Nevertheless, a rule of law society doesn’t then just shrug and say “no harm, no foul” in the face of such a judicial finding. Because, a governing system that says to those with power “only act as the law requires, unless you really think you don’t have to” quickly is going to develop problems.
It ought instead to trigger a re-evaluation of the decisions made and consideration of how such decisions can be better made in the future. It may necessitate some amendment to the law, to authorise such powers and their use if thought desirable in the future. (Indeed, the recent passage of the Covid-19 Public Health Response Act 2020 already suggests that such a rethinking is already under way.)
Furthermore, a declaration that the lockdown rules we all were told we had to follow were not actually authorised by law will have real, practical consequences for those arrested and charged with breaking them. If those lockdown rules were not legally authorised, then it cannot be an offence to have failed to comply with them.

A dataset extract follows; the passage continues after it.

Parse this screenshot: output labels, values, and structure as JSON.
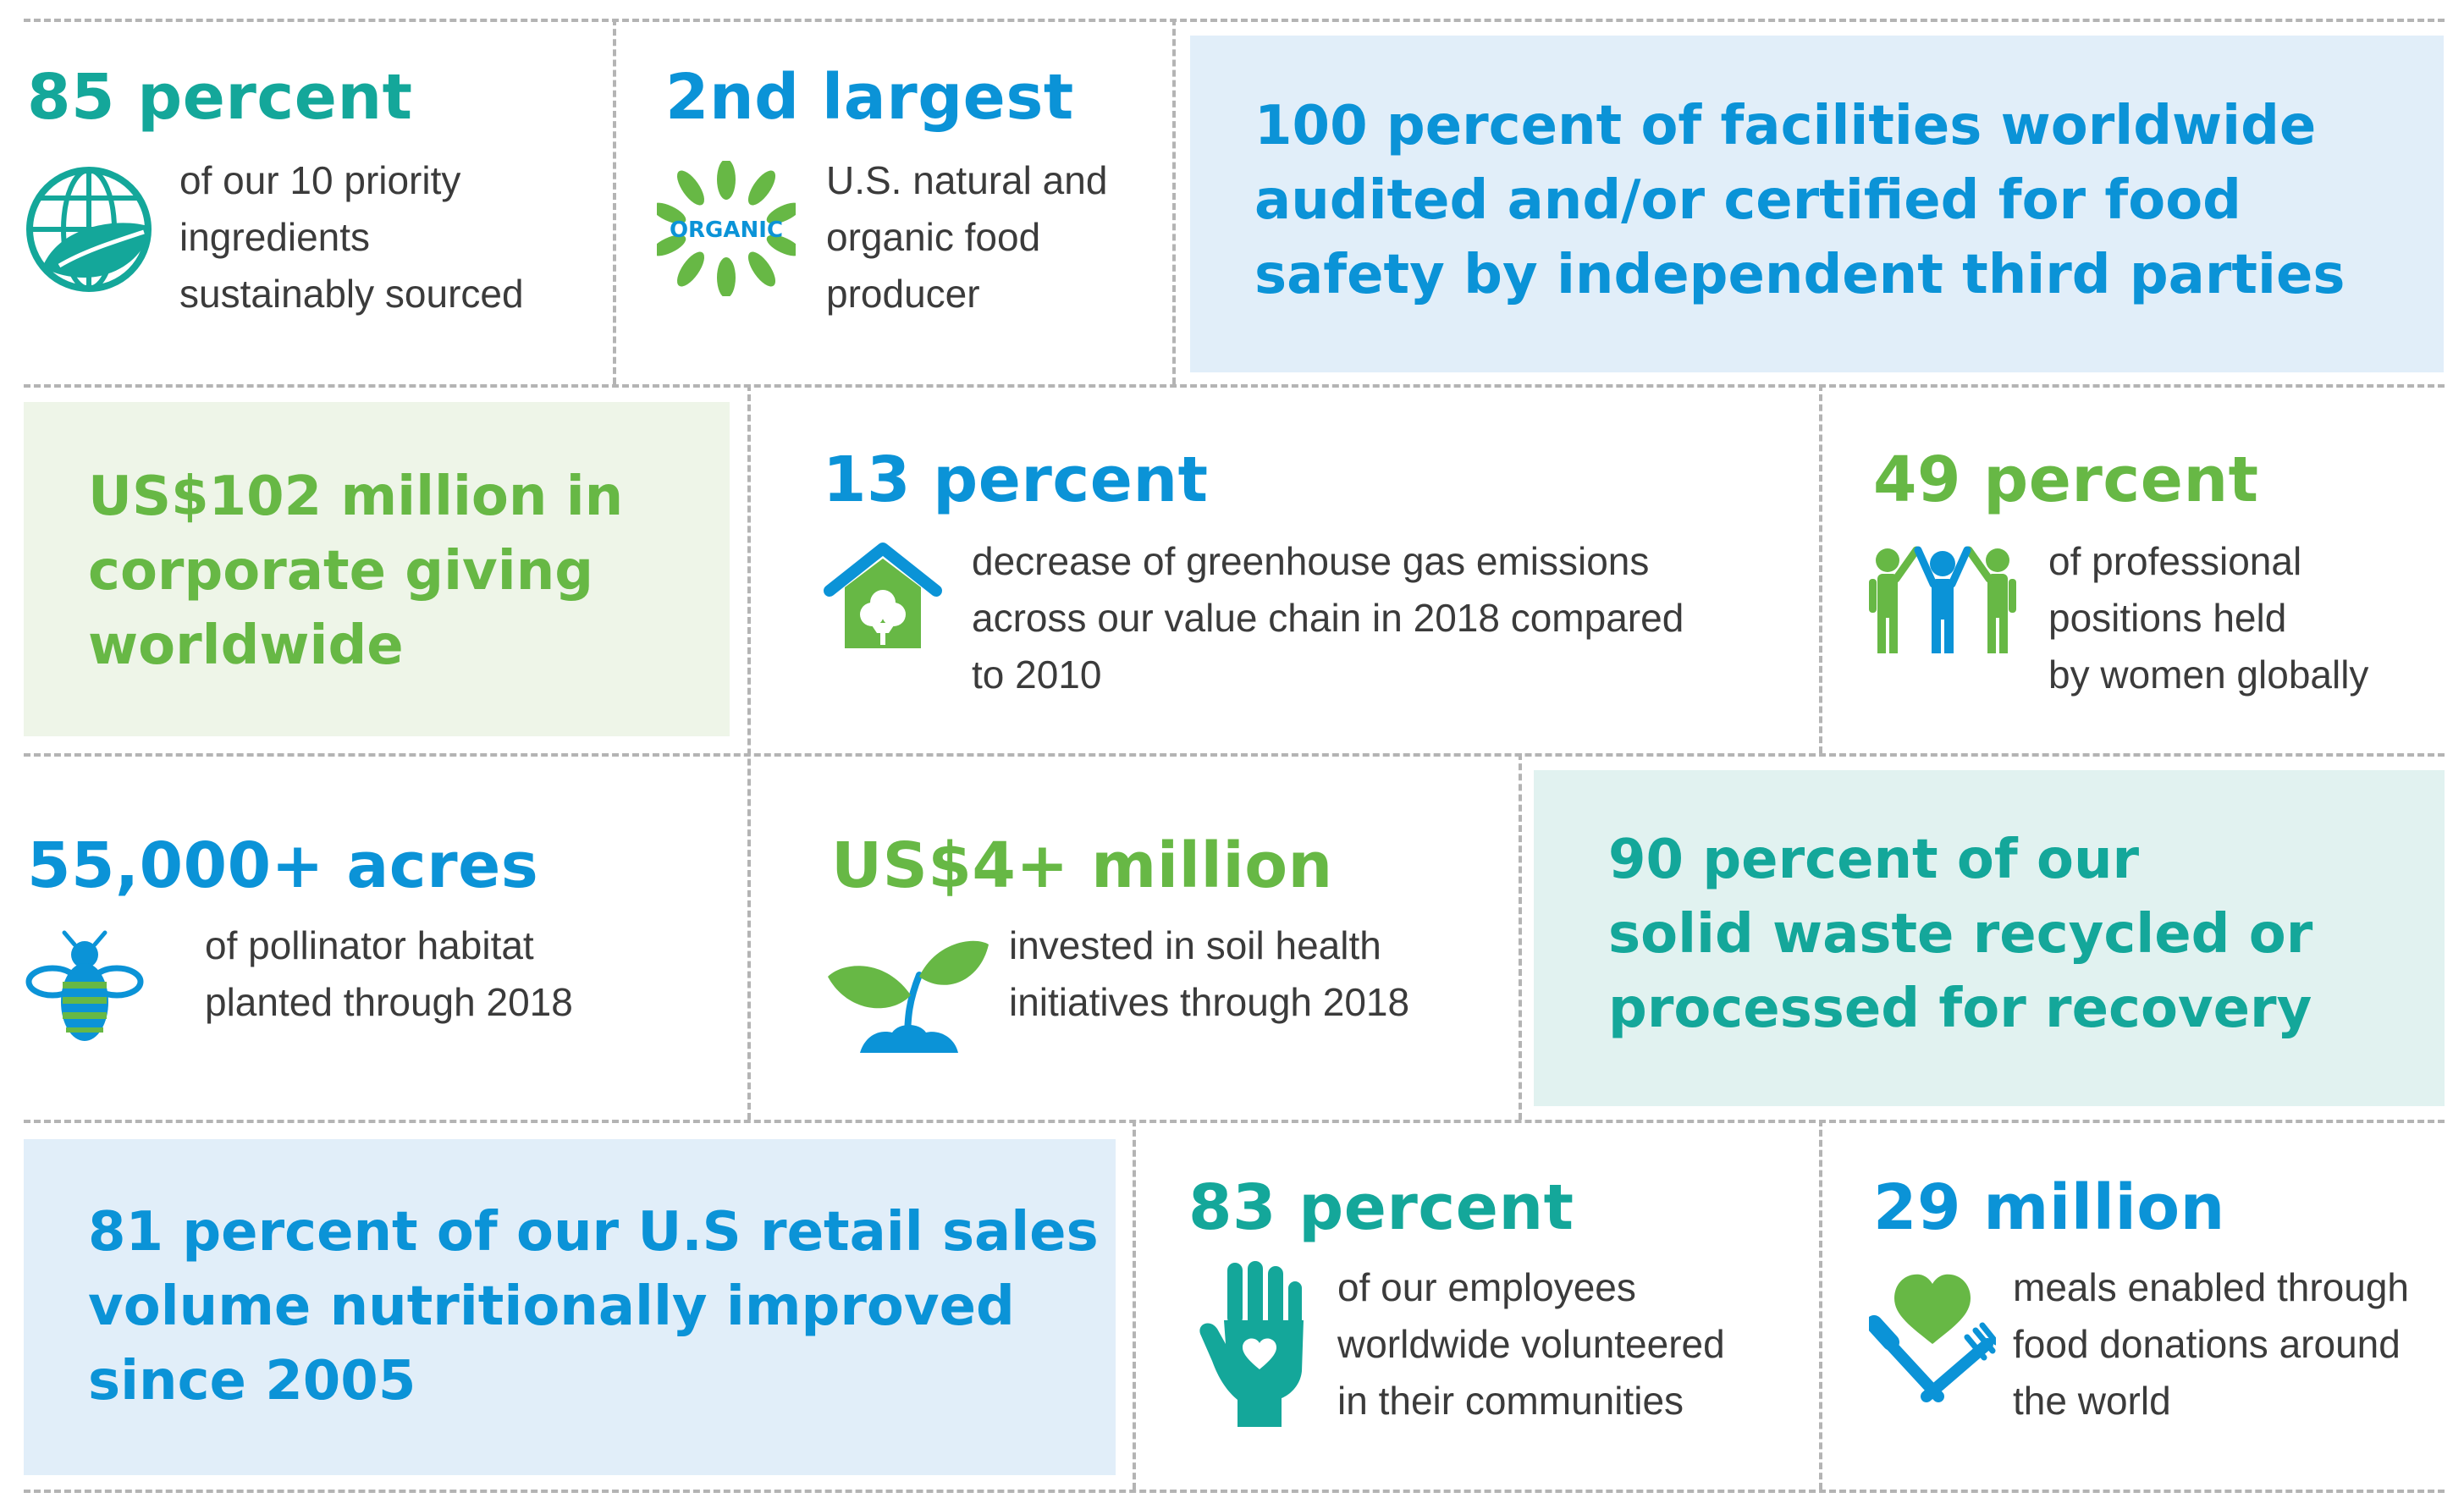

Given that there’s some thousands of people facing such charges, that could be a big deal. Such individuals also may try to claim NZ Bill of Rights Act damages for having their rights breached, although I suspect they may get little sympathy from the judiciary on that point.
As such, what the Borrowdale case demonstrates is a society taking its basic governing commitments seriously. The electorate will pass its judgment on the political success of the lockdown (and who is best placed to deal with rebuilding our post-Covid future) come September. The court will pass its judgment on whether the law allowed for the lockdown (and what the consequences will be if it did not) beginning tomorrow. And by allowing each to have purchase – the people’s will, and the law’s limits – we do as much as we can to make government’s power over us as safe as we can.